Is there any mathematics on defining what % of the dataset should be training vs. testing or is it left to the analyst (like with confidence intervals (95% hypothesis testing etc.))?
I know what you mean, I felt the same way when I first learned about training and test sets. However...
> Is there any mathematics on defining what % of the dataset should be training vs. testing or is it left to the analyst (like with confidence intervals (95% hypothesis testing etc.))?
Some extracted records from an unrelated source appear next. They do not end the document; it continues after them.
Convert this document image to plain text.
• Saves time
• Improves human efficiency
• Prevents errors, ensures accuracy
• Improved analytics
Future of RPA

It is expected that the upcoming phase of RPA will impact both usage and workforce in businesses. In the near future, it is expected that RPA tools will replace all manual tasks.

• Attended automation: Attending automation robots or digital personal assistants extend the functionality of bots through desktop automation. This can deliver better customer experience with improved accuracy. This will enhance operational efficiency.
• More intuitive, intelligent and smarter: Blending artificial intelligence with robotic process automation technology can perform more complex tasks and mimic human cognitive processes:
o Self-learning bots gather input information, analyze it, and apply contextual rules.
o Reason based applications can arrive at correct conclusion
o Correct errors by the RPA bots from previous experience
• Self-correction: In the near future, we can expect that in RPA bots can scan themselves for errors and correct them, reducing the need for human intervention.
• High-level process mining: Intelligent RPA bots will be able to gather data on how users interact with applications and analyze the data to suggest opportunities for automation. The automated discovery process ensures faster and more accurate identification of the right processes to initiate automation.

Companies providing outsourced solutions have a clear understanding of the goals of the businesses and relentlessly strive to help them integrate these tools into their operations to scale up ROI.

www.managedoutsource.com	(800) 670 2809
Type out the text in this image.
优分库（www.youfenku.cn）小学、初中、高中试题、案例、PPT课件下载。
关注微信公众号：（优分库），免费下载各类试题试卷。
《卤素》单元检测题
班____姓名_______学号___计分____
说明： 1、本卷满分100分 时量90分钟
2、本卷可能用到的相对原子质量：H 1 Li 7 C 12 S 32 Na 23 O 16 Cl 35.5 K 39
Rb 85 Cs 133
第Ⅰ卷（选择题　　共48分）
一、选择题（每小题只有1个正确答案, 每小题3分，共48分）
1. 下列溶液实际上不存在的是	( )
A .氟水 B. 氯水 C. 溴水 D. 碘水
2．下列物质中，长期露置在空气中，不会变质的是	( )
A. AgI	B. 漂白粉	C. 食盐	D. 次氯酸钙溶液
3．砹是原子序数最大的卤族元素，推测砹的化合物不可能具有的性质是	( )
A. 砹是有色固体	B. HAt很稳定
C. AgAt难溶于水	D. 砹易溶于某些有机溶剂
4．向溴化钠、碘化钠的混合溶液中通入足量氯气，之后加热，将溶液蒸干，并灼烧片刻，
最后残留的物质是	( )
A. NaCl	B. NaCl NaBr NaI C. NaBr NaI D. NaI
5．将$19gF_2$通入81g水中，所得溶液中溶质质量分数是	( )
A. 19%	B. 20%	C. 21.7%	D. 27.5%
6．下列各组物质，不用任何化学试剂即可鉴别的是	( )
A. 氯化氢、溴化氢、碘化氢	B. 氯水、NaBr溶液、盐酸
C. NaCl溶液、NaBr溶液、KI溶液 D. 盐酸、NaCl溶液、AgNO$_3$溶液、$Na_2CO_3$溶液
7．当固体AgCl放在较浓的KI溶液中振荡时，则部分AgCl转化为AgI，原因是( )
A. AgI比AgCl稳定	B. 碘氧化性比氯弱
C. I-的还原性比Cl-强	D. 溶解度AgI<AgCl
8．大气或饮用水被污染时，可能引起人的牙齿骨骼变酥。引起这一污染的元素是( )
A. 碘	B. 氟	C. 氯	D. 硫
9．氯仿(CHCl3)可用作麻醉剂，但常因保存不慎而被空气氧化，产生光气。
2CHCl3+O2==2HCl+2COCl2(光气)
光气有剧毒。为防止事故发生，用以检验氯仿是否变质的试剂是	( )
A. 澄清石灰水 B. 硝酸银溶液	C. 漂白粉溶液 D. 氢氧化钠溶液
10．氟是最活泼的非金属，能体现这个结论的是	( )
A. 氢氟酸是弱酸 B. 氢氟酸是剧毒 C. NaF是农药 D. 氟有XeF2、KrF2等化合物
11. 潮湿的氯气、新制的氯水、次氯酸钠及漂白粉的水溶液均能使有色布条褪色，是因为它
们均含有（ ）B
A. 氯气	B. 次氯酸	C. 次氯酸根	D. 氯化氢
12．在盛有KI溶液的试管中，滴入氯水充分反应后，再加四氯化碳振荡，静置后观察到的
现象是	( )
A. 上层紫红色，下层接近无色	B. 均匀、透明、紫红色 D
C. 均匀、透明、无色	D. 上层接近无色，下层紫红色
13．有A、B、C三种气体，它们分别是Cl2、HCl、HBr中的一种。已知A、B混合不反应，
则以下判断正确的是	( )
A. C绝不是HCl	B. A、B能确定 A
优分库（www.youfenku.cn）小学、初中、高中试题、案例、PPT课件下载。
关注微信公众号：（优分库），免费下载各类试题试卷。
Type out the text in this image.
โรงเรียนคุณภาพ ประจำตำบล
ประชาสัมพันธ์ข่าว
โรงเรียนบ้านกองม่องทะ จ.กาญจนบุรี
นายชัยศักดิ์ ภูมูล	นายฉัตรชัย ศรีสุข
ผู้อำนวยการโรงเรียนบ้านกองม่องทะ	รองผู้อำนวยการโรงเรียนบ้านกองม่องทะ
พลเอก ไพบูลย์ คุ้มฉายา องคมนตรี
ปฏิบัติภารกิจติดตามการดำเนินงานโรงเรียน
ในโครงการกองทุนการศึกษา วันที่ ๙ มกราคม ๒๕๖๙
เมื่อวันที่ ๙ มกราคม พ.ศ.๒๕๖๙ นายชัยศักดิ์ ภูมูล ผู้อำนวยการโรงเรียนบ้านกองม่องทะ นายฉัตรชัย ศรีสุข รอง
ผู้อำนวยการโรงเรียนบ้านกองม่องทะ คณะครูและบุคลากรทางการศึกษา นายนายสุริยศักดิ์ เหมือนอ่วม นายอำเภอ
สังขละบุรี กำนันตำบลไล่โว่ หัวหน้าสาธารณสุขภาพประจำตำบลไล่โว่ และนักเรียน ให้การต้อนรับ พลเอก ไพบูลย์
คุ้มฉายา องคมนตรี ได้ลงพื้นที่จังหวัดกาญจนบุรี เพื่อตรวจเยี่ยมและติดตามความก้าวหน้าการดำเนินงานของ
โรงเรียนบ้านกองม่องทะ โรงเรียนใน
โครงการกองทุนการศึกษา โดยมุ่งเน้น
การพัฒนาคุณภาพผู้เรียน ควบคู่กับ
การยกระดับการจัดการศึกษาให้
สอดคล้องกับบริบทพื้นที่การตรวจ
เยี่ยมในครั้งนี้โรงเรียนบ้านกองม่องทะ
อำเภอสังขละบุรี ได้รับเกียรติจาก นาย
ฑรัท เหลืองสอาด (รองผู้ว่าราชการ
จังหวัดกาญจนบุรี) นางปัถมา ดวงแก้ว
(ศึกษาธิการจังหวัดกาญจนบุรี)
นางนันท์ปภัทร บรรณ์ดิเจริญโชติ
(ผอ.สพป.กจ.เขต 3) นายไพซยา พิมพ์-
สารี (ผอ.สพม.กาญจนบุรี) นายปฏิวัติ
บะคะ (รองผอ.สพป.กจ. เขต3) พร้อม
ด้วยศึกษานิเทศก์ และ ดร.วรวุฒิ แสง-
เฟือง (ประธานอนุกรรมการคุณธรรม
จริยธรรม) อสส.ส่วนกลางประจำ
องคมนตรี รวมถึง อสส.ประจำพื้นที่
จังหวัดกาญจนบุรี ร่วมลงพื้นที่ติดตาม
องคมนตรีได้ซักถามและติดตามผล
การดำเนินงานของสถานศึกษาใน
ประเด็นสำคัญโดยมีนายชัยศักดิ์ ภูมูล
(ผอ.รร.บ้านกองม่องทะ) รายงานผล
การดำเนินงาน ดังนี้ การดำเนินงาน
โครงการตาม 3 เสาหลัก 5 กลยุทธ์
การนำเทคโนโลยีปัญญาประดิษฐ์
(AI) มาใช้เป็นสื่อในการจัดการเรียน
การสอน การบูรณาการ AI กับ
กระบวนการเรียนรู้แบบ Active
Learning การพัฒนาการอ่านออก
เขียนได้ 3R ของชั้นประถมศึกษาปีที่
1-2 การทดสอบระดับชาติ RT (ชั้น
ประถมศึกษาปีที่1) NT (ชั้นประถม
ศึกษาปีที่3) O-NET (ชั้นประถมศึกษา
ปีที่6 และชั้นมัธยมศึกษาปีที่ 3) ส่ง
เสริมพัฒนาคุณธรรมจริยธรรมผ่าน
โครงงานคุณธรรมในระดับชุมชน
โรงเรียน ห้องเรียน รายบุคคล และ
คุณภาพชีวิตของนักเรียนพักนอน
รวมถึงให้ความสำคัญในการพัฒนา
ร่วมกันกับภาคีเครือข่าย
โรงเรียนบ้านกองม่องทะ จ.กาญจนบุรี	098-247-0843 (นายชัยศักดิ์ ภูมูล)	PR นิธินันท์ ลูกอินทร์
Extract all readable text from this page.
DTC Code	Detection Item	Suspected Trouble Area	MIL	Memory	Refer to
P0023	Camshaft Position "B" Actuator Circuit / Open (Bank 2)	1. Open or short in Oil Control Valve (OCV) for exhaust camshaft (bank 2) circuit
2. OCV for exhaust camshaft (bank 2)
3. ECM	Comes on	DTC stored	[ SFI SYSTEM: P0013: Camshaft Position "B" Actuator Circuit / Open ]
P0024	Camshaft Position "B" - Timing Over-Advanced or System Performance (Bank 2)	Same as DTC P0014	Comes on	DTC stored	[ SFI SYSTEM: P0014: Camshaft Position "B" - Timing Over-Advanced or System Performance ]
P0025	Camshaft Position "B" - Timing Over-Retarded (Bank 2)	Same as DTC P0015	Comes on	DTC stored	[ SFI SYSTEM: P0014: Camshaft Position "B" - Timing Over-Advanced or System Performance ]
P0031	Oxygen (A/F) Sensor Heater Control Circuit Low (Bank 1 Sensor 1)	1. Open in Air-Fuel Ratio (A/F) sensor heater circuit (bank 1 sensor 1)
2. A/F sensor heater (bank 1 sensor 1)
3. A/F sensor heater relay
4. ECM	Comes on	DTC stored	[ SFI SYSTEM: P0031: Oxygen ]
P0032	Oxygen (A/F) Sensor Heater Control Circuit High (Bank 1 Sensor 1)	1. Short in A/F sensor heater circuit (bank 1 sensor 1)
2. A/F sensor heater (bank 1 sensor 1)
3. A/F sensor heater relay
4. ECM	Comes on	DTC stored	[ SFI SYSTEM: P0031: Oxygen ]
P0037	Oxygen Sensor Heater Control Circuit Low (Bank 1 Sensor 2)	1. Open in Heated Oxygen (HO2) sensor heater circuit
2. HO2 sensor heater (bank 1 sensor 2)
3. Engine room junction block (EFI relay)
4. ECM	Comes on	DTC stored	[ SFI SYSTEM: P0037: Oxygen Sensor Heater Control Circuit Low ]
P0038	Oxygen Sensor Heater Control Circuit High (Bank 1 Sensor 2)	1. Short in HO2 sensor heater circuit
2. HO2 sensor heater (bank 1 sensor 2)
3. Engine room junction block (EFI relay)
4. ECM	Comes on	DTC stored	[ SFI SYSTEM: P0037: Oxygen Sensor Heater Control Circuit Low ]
Indeed there is - the proper name for the statistical technique is "cross-validation" and much work has been done on the matter. The most common way to do it is "k-fold cross validation", which, when k=2 simply means to split your data in half randomly and use one for training and one for test - basically what the author did. The generalized k-fold cross-validation means that you slice up your data into k subsets, pick one to use as a test set and use the rest as a training set. Then repeat the process ("folding") k times, picking a different test set every time and averaging the results. This, of course, takes longer, but it has a better gut feel because your algorithm is "learning" from all the data rather than just whatever slice you originally chose as your training set. Wikipedia lists a few more common ways to do it:
However, since the author's process involves tuning parameters after testing the algorithm against the test set, I'm not really sure how cross-validation would work... Maybe standard k-fold with three sets instead of two - a training set, an intermediate test set, and a true test set?
In my own field, Natural Language Processing (NLP), it is either up to the original creators of a dataset or you do your own split if there isn't one established already. I'll go with what I have learned for supervised learning.
In an ideal world all three sets; training, development (the Machine Learning people sometimes call this one verification if I remember correctly) and test should be infinitely large. Also, you should preferably not stratify or try to make the assignment anything but random (there are cases where this could be justified, but let's not go there just yet).
I personally go for a 3/6 train, 1/6 development and 2/6 test, but I have just as well seen 2/4, 1/4 and 1/4, etc. Training is essential, so it gets the biggest cut, testing is important too so it also gets a large chunk and development is the least important out of the three so it gets the smaller one. In short, train is for making sure your algorithm can learn something, development is in order to guide your development and not fool yourself, lastly, test is in order to be able to make claims that you state to other people (thus, it is pretty darn important).
I then use the train and development set when constructing the model, I do the write-up of most of my results and then generate the final results by running on the test set only once with the model that performed the best on development. What you usually see is a drop in performance, but this is expected since you have most likely overfitted the development set. Since the hyper parameters need to be adjusted as well I commonly do ten-fold cross-validation on the test set and use some variant of grid-search (read yesterday that this approach for hyper parameters is coming under fire as being naive, I need to have a look at what has been going on in ML for the last two years).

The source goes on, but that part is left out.